Por Eduardo Fernandes.
Nos filmes de ficção científica, é comum encontrar estátuas gigantescas na entrada de cidades icônicas. Elas representam os valores e o esplendor daquela civilização. Geralmente, é um deus, um guerreiro ou um líder militar.
Pois, outro dia, enquanto tomava minha dose regular de notícias sobre o mercado de tecnologia, eu tentava imaginar que estátua essa civilização do Vale do Silício ergueria.
Elon Musk? Não, muito controverso. Bill Gates? Não, pouco esplendoroso. Ronald Reagan, o presidente dos EUA que ajudou a desregulamentar o setor de tecnologia, nos anos 1980? Muito nichado. Milton Friedman, um dos principais ideólogos do neoliberalismo? Mais nichado ainda.
Como achei nada adequado, resolvi importar um personagem brasileiro: Macunaíma. Imagine passar pela ponte Golden Gate, em San Francisco, e avistar, de longe, uma estátua do personagem de Mário de Andrade que se tornou símbolo da preguiça.
Evocar Macunaíma parece estranho, já que há tanta atividade e aceleração no Vale do Silício. Mas, no fundo, todo esse trabalho, recursos naturais e dinheiro persegue um ideal essencialmente cansado. Quer dizer: a automatização última, o fim de qualquer “fricção”.

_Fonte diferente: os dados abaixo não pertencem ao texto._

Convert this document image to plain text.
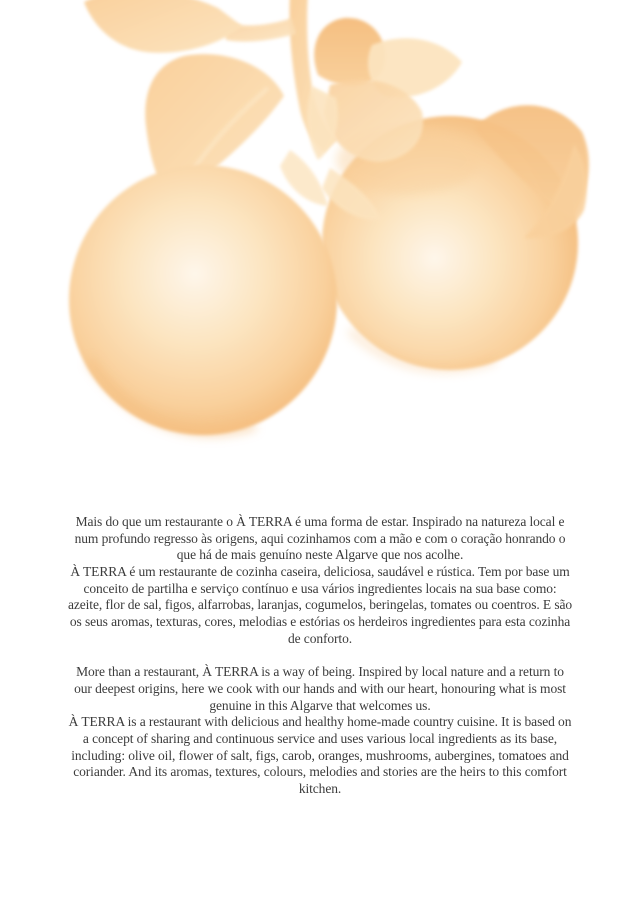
Mais do que um restaurante o À TERRA é uma forma de estar. Inspirado na natureza local e num profundo regresso às origens, aqui cozinhamos com a mão e com o coração honrando o que há de mais genuíno neste Algarve que nos acolhe.

À TERRA é um restaurante de cozinha caseira, deliciosa, saudável e rústica. Tem por base um conceito de partilha e serviço contínuo e usa vários ingredientes locais na sua base como: azeite, flor de sal, figos, alfarrobas, laranjas, cogumelos, beringelas, tomates ou coentros. E são os seus aromas, texturas, cores, melodias e estórias os herdeiros ingredientes para esta cozinha de conforto.

More than a restaurant, À TERRA is a way of being. Inspired by local nature and a return to our deepest origins, here we cook with our hands and with our heart, honouring what is most genuine in this Algarve that welcomes us.

À TERRA is a restaurant with delicious and healthy home-made country cuisine. It is based on a concept of sharing and continuous service and uses various local ingredients as its base, including: olive oil, flower of salt, figs, carob, oranges, mushrooms, aubergines, tomatoes and coriander. And its aromas, textures, colours, melodies and stories are the heirs to this comfort kitchen.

Pensar cansa. Trabalhar dá trabalho, chame o ChatGPT. Decidir o que comer, o que ouvir, como se comportar, etc. Ai, que preguiça.

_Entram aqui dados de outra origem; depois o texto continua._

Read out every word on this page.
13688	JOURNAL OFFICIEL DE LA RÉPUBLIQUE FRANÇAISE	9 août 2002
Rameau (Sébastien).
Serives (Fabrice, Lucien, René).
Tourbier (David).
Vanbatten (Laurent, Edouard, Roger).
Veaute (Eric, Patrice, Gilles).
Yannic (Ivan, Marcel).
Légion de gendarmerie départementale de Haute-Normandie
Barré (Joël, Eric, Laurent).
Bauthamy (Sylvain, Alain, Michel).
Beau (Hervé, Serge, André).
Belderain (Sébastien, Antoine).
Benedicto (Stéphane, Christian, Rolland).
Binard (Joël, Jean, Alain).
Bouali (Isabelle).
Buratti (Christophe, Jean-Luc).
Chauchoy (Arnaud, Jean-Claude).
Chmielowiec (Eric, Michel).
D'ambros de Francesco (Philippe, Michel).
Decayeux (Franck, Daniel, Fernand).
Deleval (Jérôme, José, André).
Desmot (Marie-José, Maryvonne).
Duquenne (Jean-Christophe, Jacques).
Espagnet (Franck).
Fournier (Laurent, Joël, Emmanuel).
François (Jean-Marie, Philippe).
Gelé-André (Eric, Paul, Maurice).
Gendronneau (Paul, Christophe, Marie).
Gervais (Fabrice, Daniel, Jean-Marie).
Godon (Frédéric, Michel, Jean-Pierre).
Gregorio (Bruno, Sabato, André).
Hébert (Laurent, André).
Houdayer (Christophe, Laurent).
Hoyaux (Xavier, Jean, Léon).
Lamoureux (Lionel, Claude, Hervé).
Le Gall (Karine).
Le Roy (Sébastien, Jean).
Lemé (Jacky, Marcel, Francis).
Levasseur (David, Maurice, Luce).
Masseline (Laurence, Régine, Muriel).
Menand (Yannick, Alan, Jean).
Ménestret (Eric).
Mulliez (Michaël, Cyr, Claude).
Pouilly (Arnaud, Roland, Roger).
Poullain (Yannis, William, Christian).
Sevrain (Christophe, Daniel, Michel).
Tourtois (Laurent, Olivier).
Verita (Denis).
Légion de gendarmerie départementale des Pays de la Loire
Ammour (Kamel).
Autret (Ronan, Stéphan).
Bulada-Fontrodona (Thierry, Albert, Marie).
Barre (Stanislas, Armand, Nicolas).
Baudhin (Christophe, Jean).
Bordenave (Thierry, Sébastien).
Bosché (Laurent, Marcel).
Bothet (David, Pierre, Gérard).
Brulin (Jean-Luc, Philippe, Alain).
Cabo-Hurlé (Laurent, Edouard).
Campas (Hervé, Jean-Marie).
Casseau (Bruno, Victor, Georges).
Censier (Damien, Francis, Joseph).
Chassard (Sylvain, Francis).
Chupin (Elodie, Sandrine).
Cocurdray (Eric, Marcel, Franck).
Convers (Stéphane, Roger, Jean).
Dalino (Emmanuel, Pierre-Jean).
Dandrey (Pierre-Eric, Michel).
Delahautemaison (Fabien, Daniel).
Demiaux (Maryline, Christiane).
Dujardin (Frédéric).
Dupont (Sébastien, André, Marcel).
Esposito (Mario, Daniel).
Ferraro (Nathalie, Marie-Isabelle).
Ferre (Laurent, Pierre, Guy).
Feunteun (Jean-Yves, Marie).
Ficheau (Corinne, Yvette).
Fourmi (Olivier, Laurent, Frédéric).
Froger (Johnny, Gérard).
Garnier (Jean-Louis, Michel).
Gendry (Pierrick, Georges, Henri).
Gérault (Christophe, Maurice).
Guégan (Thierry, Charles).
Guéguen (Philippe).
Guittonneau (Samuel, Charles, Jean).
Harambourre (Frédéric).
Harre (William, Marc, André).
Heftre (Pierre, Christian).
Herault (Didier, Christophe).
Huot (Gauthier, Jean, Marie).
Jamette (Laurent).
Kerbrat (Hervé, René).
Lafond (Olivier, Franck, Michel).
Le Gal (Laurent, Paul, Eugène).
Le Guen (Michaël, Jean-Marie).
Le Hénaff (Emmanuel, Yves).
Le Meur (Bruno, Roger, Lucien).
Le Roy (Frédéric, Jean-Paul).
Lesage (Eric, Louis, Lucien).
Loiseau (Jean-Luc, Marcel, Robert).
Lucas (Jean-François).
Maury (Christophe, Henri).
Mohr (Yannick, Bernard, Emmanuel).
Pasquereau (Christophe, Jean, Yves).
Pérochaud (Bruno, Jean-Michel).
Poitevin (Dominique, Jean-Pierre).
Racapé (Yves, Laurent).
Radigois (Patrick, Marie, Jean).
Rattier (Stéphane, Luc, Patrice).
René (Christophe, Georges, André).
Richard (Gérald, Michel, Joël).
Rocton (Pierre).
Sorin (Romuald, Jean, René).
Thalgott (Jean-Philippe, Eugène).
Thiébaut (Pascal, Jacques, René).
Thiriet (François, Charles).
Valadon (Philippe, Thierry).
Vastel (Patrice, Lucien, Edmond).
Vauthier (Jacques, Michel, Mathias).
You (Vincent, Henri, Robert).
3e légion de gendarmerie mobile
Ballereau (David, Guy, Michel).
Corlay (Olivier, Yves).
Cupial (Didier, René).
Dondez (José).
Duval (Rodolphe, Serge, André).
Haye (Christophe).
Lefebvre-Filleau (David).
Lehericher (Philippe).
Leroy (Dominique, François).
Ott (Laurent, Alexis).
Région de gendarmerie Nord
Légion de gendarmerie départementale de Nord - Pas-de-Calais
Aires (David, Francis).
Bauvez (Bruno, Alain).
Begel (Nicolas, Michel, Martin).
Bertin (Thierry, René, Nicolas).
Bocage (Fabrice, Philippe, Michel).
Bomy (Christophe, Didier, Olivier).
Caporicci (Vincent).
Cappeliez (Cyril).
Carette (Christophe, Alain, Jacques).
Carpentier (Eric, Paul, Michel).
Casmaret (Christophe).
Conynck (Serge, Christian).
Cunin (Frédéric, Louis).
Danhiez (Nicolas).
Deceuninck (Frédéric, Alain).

No fundo, parece que certa mentalidade no Vale do Silício deriva dessa visão de burn out do hommo sapiens. Alguém, por favor, coloque uma ferramenta, um algoritmo na frente de todas as atividades humanas. Ninguém mais aguenta o peso de participar dessa espécie e de viver nesse planeta.
Por um lado, alguns discursos em torno da tecnologia prometem expandir as capacidades humanas: colonizar Marte, processar dados em velocidades incríveis, aumentar a longevidade, etc.
Por outro, tentam eliminar a necessidade de decidir, de escolher, de se concentrar, de improvisar, de aprender com os perrengues. Também vão pendurando aparelhos em nosso corpo e no cotidiano, nos tornando dependentes dos ritmos digitais e da plasticidade de plástico.
É uma mentalidade ambígua: vamos correr cada vez mais pra fazer cada vez menos. Vamos nos desumanizar pra nos tornar super sapiens.
Mas, e se um dia chegássemos mesmo ao sonho de eliminar todas as inconveniências do cotidiano? O que nos tornaríamos? O que significaria ser humano? A total indulgência no entretenimento? O consumo incessante? Um corpo apenas pra aplicar remédios e estímulos? Um coletivo de seres extremamente frágeis pra qualquer problema?
Imagine uma cena gravada por um drone entrando numa das cidades icônicas dessa civilização. O que ele mostraria? Um líder espiritual ou militar, com suas pompas e símbolos de honra e estresse? Não, uma gigantesca estátua de alguém deitado numa rede e dizendo: ai, que preguiça.
PS — É claro que o personagem Macunaíma é muito mais que uma representação da preguiça. Pra se aprofundar, vale ler o clássico, de Mário de Andrade.